The first Somali immigrant elected to office in Minnesota, he made a difference on the Minneapolis school board, library board and among small businesses.
“Dream big. Dream bigger,” Hussein Samatar told Shukri Gedi.
So she did. From floor to ceiling, Gedi’s store — Global Clothing and Accessories — is awash in color. Rich draperies hang from the ceiling, rolled tapestry rugs stand in a corner and clothing fills every cranny.
Leaving her war-torn country in 2000 with her husband and three children, Gedi landed in Minnesota, went to school and found a job as a nursing assistant.
Her husband worked the night shift in a factory.
But Gedi dreamed of running her own business and opened a clothing and jewelry shop in south Minneapolis. It didn’t do as well as she wanted, so she closed it, kept her nursing job and saved her money.

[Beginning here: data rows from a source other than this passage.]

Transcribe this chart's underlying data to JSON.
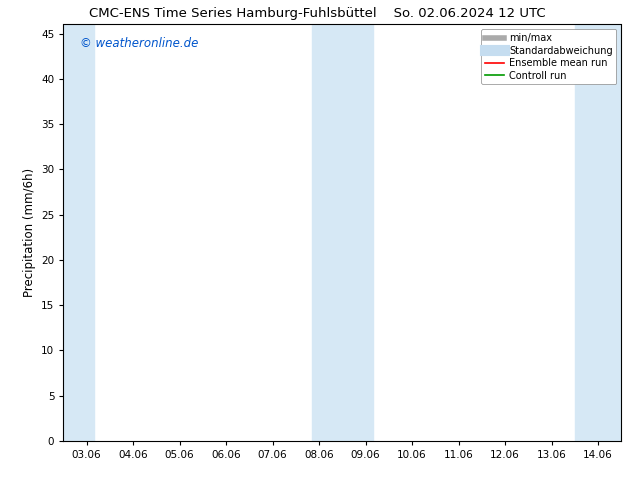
{
  "title_left": "CMC-ENS Time Series Hamburg-Fuhlsbüttel",
  "title_right": "So. 02.06.2024 12 UTC",
  "ylabel": "Precipitation (mm/6h)",
  "watermark": "© weatheronline.de",
  "watermark_color": "#0055cc",
  "x_tick_labels": [
    "03.06",
    "04.06",
    "05.06",
    "06.06",
    "07.06",
    "08.06",
    "09.06",
    "10.06",
    "11.06",
    "12.06",
    "13.06",
    "14.06"
  ],
  "x_tick_positions": [
    0,
    1,
    2,
    3,
    4,
    5,
    6,
    7,
    8,
    9,
    10,
    11
  ],
  "xlim": [
    -0.5,
    11.5
  ],
  "ylim": [
    0,
    46
  ],
  "yticks": [
    0,
    5,
    10,
    15,
    20,
    25,
    30,
    35,
    40,
    45
  ],
  "bg_color": "#ffffff",
  "shaded_bands": [
    {
      "x_start": -0.5,
      "x_end": 0.15,
      "color": "#d6e8f5"
    },
    {
      "x_start": 4.85,
      "x_end": 6.15,
      "color": "#d6e8f5"
    },
    {
      "x_start": 10.5,
      "x_end": 11.5,
      "color": "#d6e8f5"
    }
  ],
  "legend_items": [
    {
      "label": "min/max",
      "color": "#aaaaaa",
      "lw": 4,
      "type": "line"
    },
    {
      "label": "Standardabweichung",
      "color": "#c5ddf0",
      "lw": 8,
      "type": "line"
    },
    {
      "label": "Ensemble mean run",
      "color": "#ff0000",
      "lw": 1.2,
      "type": "line"
    },
    {
      "label": "Controll run",
      "color": "#009900",
      "lw": 1.2,
      "type": "line"
    }
  ],
  "font_size_title": 9.5,
  "font_size_ticks": 7.5,
  "font_size_legend": 7,
  "font_size_ylabel": 8.5,
  "font_size_watermark": 8.5
}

Then she met Samatar, a banker with an MBA who started the African Development Center to help immigrants launch businesses.
“He spoke our language. He gave us information,” Gedi said, working in her shop at the Karmel Square Somali Mall. “He understood we wanted to do serious things and grow.”
With Samatar’s help and a $25,000 loan, Gedi was back in business. A second loan let her expand. Business is good.
“I’m paying off the loans. I pay my kids’ college, I pay the mortgage, the car insurance, everything,” Gedi said. Samatar made that possible and more.
“I see him in schools that are better, libraries opened longer, stores that are opening and a generation of immigrants recognizing that the American dream is still possible in Minneapolis,” said Mayor R.T. Rybak. “I’m 1,000 percent convinced that Hussein would have been mayor someday.”
Now it is up to the next generation to heed his words: “Listen and you will learn,” he often told his four children. “If you learn you will lead. Then you will make a difference.”